Overview
The TensorZero Gateway is a high-performance model gateway that provides a unified interface for all your LLM applications.
-
One API for All LLMs. The gateway provides a unified interface for all major LLM providers, allowing for seamless cross-platform integration and fallbacks. TensorZero natively supports Anthropic, AWS Bedrock, Azure OpenAI Service, Fireworks, GCP Vertex AI Anthropic, GCP Vertex AI Gemini, Google AI Studio (Gemini API), Hyperbolic, Mistral, OpenAI, Together, vLLM, and xAI. Need something else? Your provider is most likely supported because TensorZero integrates with any OpenAI-compatible API (e.g. Ollama). Still not supported? Open an issue on GitHub and we’ll integrate it!
-
Blazing Fast.
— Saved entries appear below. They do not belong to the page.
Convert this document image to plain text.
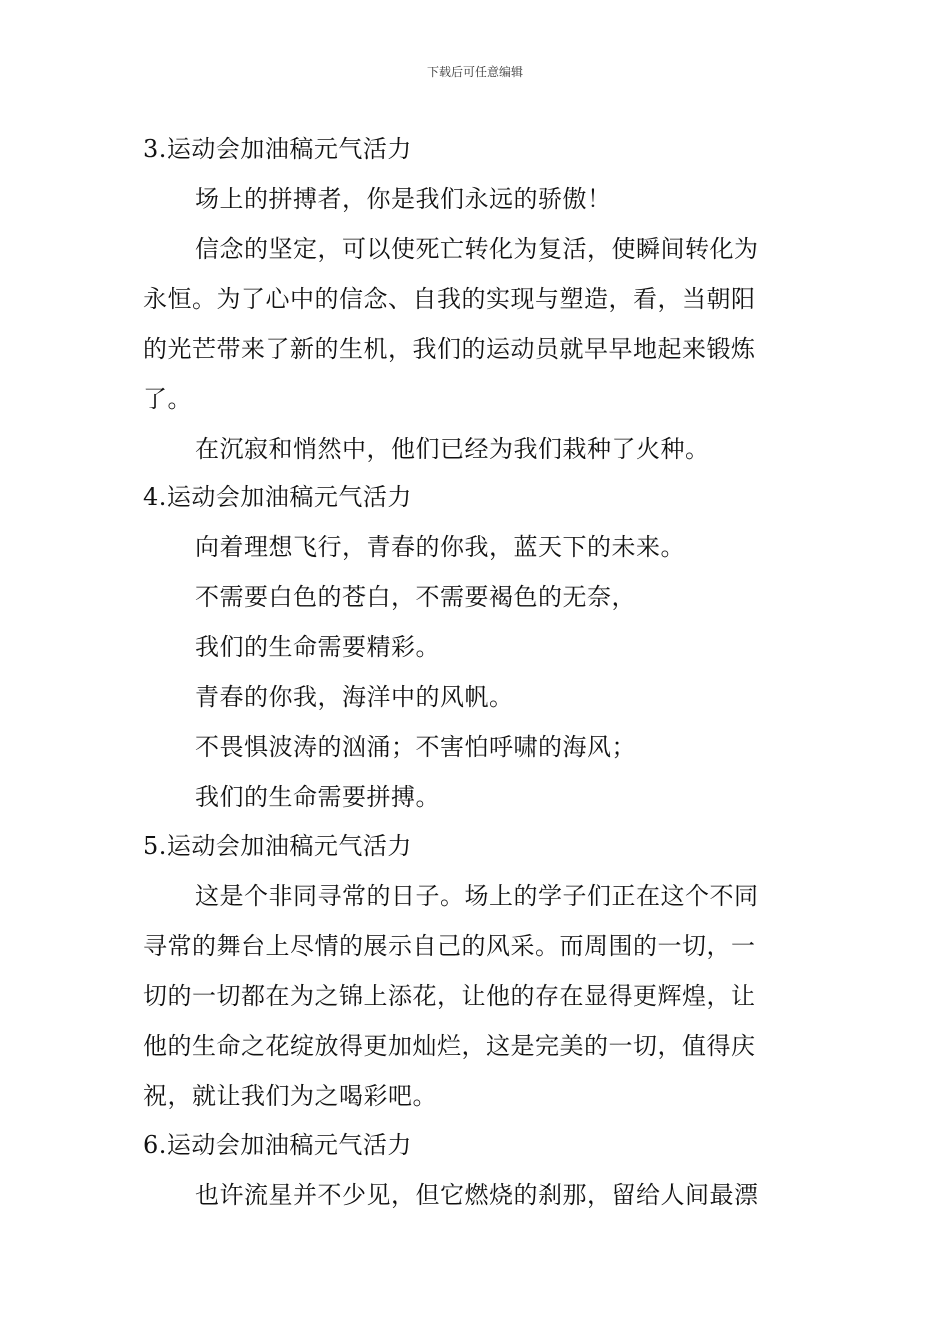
下载后可任意编辑
3.运动会加油稿元气活力
场上的拼搏者，你是我们永远的骄傲！
信念的坚定，可以使死亡转化为复活，使瞬间转化为
永恒。为了心中的信念、自我的实现与塑造，看，当朝阳
的光芒带来了新的生机，我们的运动员就早早地起来锻炼
了。
在沉寂和悄然中，他们已经为我们栽种了火种。
4.运动会加油稿元气活力
向着理想飞行，青春的你我，蓝天下的未来。
不需要白色的苍白，不需要褐色的无奈，
我们的生命需要精彩。
青春的你我，海洋中的风帆。
不畏惧波涛的汹涌；不害怕呼啸的海风；
我们的生命需要拼搏。
5.运动会加油稿元气活力
这是个非同寻常的日子。场上的学子们正在这个不同
寻常的舞台上尽情的展示自己的风采。而周围的一切，一
切的一切都在为之锦上添花，让他的存在显得更辉煌，让
他的生命之花绽放得更加灿烂，这是完美的一切，值得庆
祝，就让我们为之喝彩吧。
6.运动会加油稿元气活力
也许流星并不少见，但它燃烧的刹那，留给人间最漂
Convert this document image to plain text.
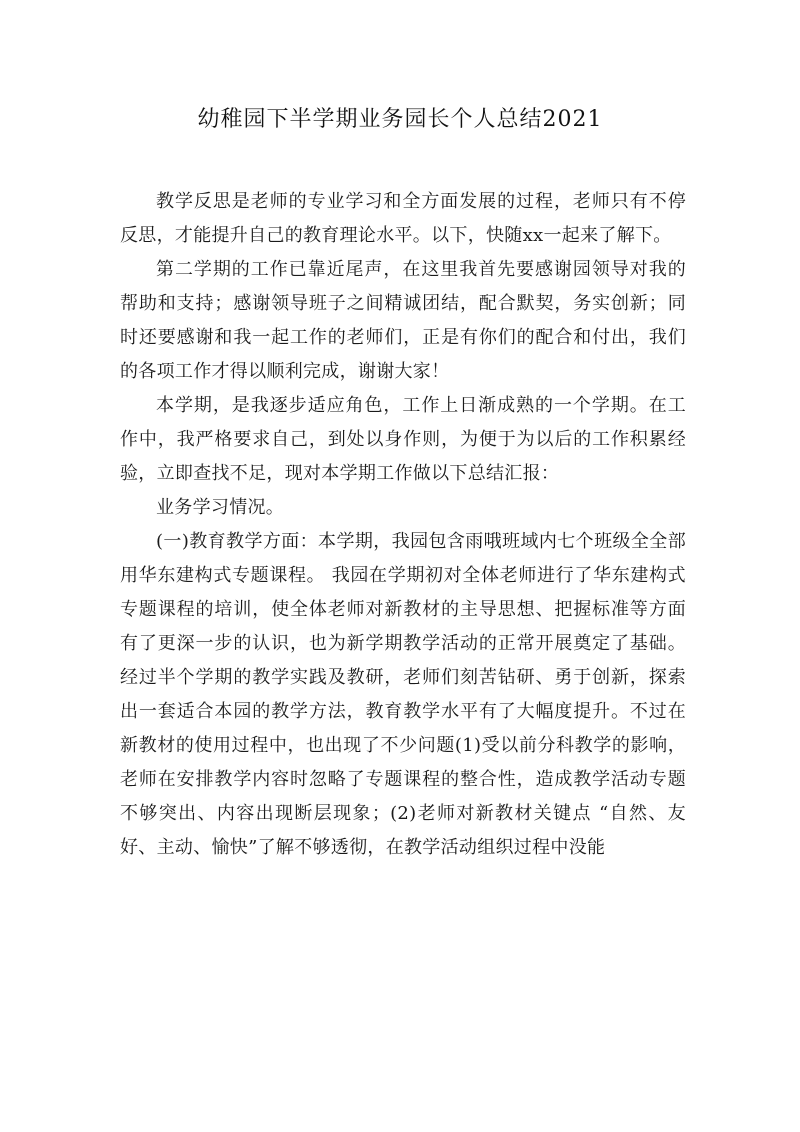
幼稚园下半学期业务园长个人总结2021

教学反思是老师的专业学习和全方面发展的过程，老师只有不停反思，才能提升自己的教育理论水平。以下，快随xx一起来了解下。

第二学期的工作已靠近尾声，在这里我首先要感谢园领导对我的帮助和支持；感谢领导班子之间精诚团结，配合默契，务实创新；同时还要感谢和我一起工作的老师们，正是有你们的配合和付出，我们的各项工作才得以顺利完成，谢谢大家！

本学期，是我逐步适应角色，工作上日渐成熟的一个学期。在工作中，我严格要求自己，到处以身作则，为便于为以后的工作积累经验，立即查找不足，现对本学期工作做以下总结汇报：

业务学习情况。

(一)教育教学方面：本学期，我园包含雨哦班域内七个班级全全部用华东建构式专题课程。 我园在学期初对全体老师进行了华东建构式专题课程的培训，使全体老师对新教材的主导思想、把握标准等方面有了更深一步的认识，也为新学期教学活动的正常开展奠定了基础。经过半个学期的教学实践及教研，老师们刻苦钻研、勇于创新，探索出一套适合本园的教学方法，教育教学水平有了大幅度提升。不过在新教材的使用过程中，也出现了不少问题(1)受以前分科教学的影响，老师在安排教学内容时忽略了专题课程的整合性，造成教学活动专题不够突出、内容出现断层现象；(2)老师对新教材关键点 “自然、友好、主动、愉快”了解不够透彻，在教学活动组织过程中没能
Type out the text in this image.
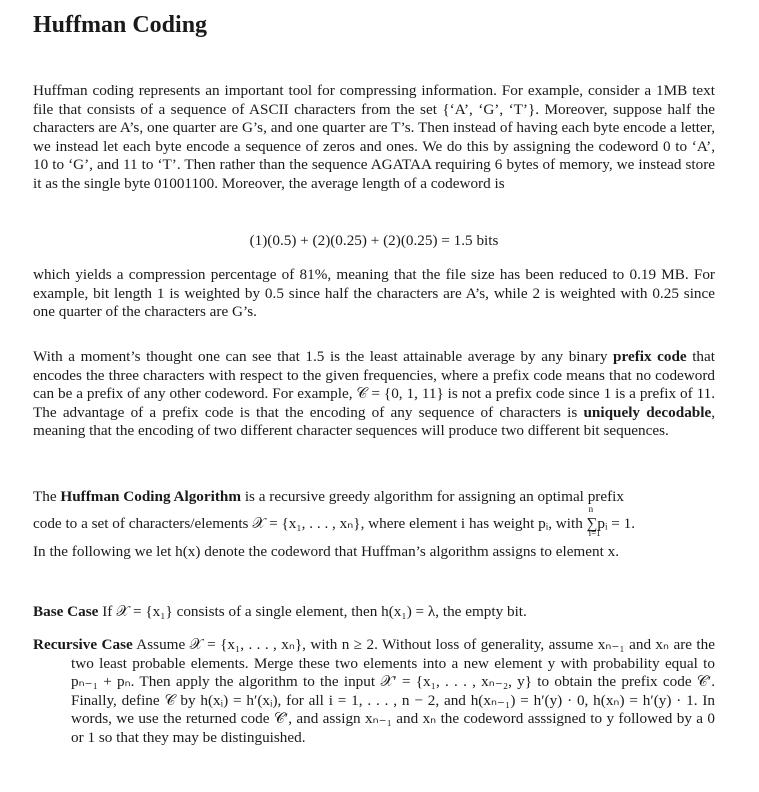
Huffman Coding

Huffman coding represents an important tool for compressing information. For example, consider a 1MB text file that consists of a sequence of ASCII characters from the set {‘A’, ‘G’, ‘T’}. Moreover, suppose half the characters are A’s, one quarter are G’s, and one quarter are T’s. Then instead of having each byte encode a letter, we instead let each byte encode a sequence of zeros and ones. We do this by assigning the codeword 0 to ‘A’, 10 to ‘G’, and 11 to ‘T’. Then rather than the sequence AGATAA requiring 6 bytes of memory, we instead store it as the single byte 01001100. Moreover, the average length of a codeword is

(1)(0.5) + (2)(0.25) + (2)(0.25) = 1.5 bits

which yields a compression percentage of 81%, meaning that the file size has been reduced to 0.19 MB. For example, bit length 1 is weighted by 0.5 since half the characters are A’s, while 2 is weighted with 0.25 since one quarter of the characters are G’s.

With a moment’s thought one can see that 1.5 is the least attainable average by any binary prefix code that encodes the three characters with respect to the given frequencies, where a prefix code means that no codeword can be a prefix of any other codeword. For example, 𝒞 = {0, 1, 11} is not a prefix code since 1 is a prefix of 11. The advantage of a prefix code is that the encoding of any sequence of characters is uniquely decodable, meaning that the encoding of two different character sequences will produce two different bit sequences.

The Huffman Coding Algorithm is a recursive greedy algorithm for assigning an optimal prefix
code to a set of characters/elements 𝒳 = {x₁, . . . , xₙ}, where element i has weight pᵢ, with
n
∑
i=1
pᵢ = 1.
In the following we let h(x) denote the codeword that Huffman’s algorithm assigns to element x.
Base Case If 𝒳 = {x₁} consists of a single element, then h(x₁) = λ, the empty bit.
Recursive Case Assume 𝒳 = {x₁, . . . , xₙ}, with n ≥ 2. Without loss of generality, assume xₙ₋₁ and xₙ are the two least probable elements. Merge these two elements into a new element y with probability equal to pₙ₋₁ + pₙ. Then apply the algorithm to the input 𝒳′ = {x₁, . . . , xₙ₋₂, y} to obtain the prefix code 𝒞′. Finally, define 𝒞 by h(xᵢ) = h′(xᵢ), for all i = 1, . . . , n − 2, and h(xₙ₋₁) = h′(y) · 0, h(xₙ) = h′(y) · 1. In words, we use the returned code 𝒞′, and assign xₙ₋₁ and xₙ the codeword asssigned to y followed by a 0 or 1 so that they may be distinguished.
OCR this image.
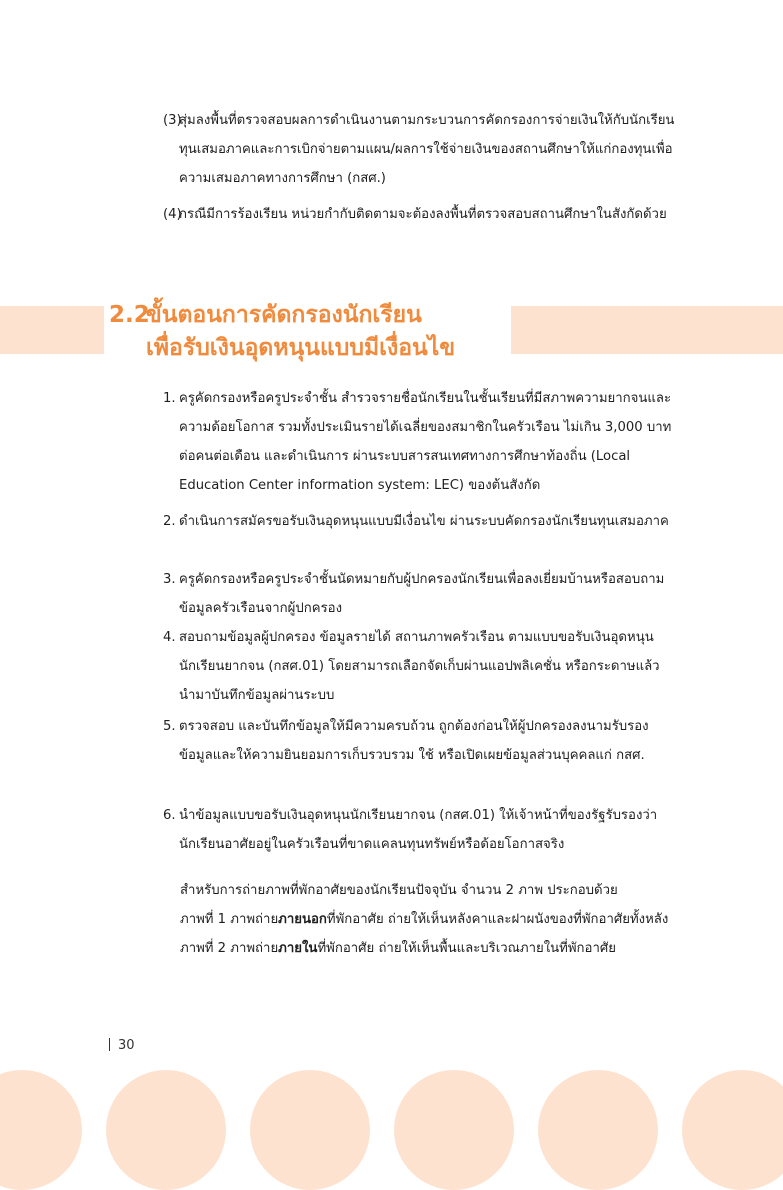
(3)
สุ่มลงพื้นที่ตรวจสอบผลการดำเนินงานตามกระบวนการคัดกรองการจ่ายเงินให้กับนักเรียนทุนเสมอภาคและการเบิกจ่ายตามแผน/ผลการใช้จ่ายเงินของสถานศึกษาให้แก่กองทุนเพื่อความเสมอภาคทางการศึกษา (กสศ.)
(4)
กรณีมีการร้องเรียน หน่วยกำกับติดตามจะต้องลงพื้นที่ตรวจสอบสถานศึกษาในสังกัดด้วย
2.2
ขั้นตอนการคัดกรองนักเรียน
เพื่อรับเงินอุดหนุนแบบมีเงื่อนไข
1. ครูคัดกรองหรือครูประจำชั้น สำรวจรายชื่อนักเรียนในชั้นเรียนที่มีสภาพความยากจนและความด้อยโอกาส รวมทั้งประเมินรายได้เฉลี่ยของสมาชิกในครัวเรือน ไม่เกิน 3,000 บาทต่อคนต่อเดือน และดำเนินการ ผ่านระบบสารสนเทศทางการศึกษาท้องถิ่น (Local Education Center information system: LEC) ของต้นสังกัด
2. ดำเนินการสมัครขอรับเงินอุดหนุนแบบมีเงื่อนไข ผ่านระบบคัดกรองนักเรียนทุนเสมอภาค
3. ครูคัดกรองหรือครูประจำชั้นนัดหมายกับผู้ปกครองนักเรียนเพื่อลงเยี่ยมบ้านหรือสอบถามข้อมูลครัวเรือนจากผู้ปกครอง
4. สอบถามข้อมูลผู้ปกครอง ข้อมูลรายได้ สถานภาพครัวเรือน ตามแบบขอรับเงินอุดหนุนนักเรียนยากจน (กสศ.01) โดยสามารถเลือกจัดเก็บผ่านแอปพลิเคชั่น หรือกระดาษแล้วนำมาบันทึกข้อมูลผ่านระบบ
5. ตรวจสอบ และบันทึกข้อมูลให้มีความครบถ้วน ถูกต้องก่อนให้ผู้ปกครองลงนามรับรองข้อมูลและให้ความยินยอมการเก็บรวบรวม ใช้ หรือเปิดเผยข้อมูลส่วนบุคคลแก่ กสศ.
6. นำข้อมูลแบบขอรับเงินอุดหนุนนักเรียนยากจน (กสศ.01) ให้เจ้าหน้าที่ของรัฐรับรองว่านักเรียนอาศัยอยู่ในครัวเรือนที่ขาดแคลนทุนทรัพย์หรือด้อยโอกาสจริง
สำหรับการถ่ายภาพที่พักอาศัยของนักเรียนปัจจุบัน จำนวน 2 ภาพ ประกอบด้วย
ภาพที่ 1 ภาพถ่ายภายนอกที่พักอาศัย ถ่ายให้เห็นหลังคาและฝาผนังของที่พักอาศัยทั้งหลัง
ภาพที่ 2 ภาพถ่ายภายในที่พักอาศัย ถ่ายให้เห็นพื้นและบริเวณภายในที่พักอาศัย
30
The gateway (written in Rust 🦀) achieves <1ms P99 latency overhead under extreme load. In benchmarks, LiteLLM @ 100 QPS adds 25-100x+ more latency than our gateway @ 10,000 QPS.
-
Structured Inferences. The gateway enforces schemas for inputs and outputs, ensuring robustness for your application. Structured inference data is later used for powerful optimization recipes (e.g. swapping historical prompts before fine-tuning). Learn more about prompt templates & schemas.
-
Multi-Step LLM Workflows. The gateway provides first-class support for complex multi-step LLM workflows by associating multiple inferences with an episode. Feedback can be assigned at the inference or episode level, allowing for end-to-end optimization of compound LLM systems. Learn more about episodes.
-
Built-in Observability. The gateway collects structured inference traces along with associated downstream metrics and natural-language feedback. Everything is stored in a ClickHouse database for real-time, scalable, and developer-friendly analytics. TensorZero Recipes leverage this dataset to optimize your LLMs.
-
Built-in Experimentation. The gateway automatically routes traffic between variants to enable A/B tests. It ensures consistent variants within an episode in multi-step workflows. More advanced experimentation techniques (e.g. asynchronous multi-armed bandits) are coming soon.
-
Built-in Fallbacks. The gateway automatically fallbacks failed inferences to different inference providers, or even completely different variants. Ensure misconfiguration, provider downtime, and other edge cases don’t affect your availability.
-
GitOps Orchestration. Orchestrate prompts, models, parameters, tools, experiments, and more with GitOps-friendly configuration. Manage a few LLMs manually with human-friendly readable configuration files, or thousands of prompts and LLMs entirely programmatically.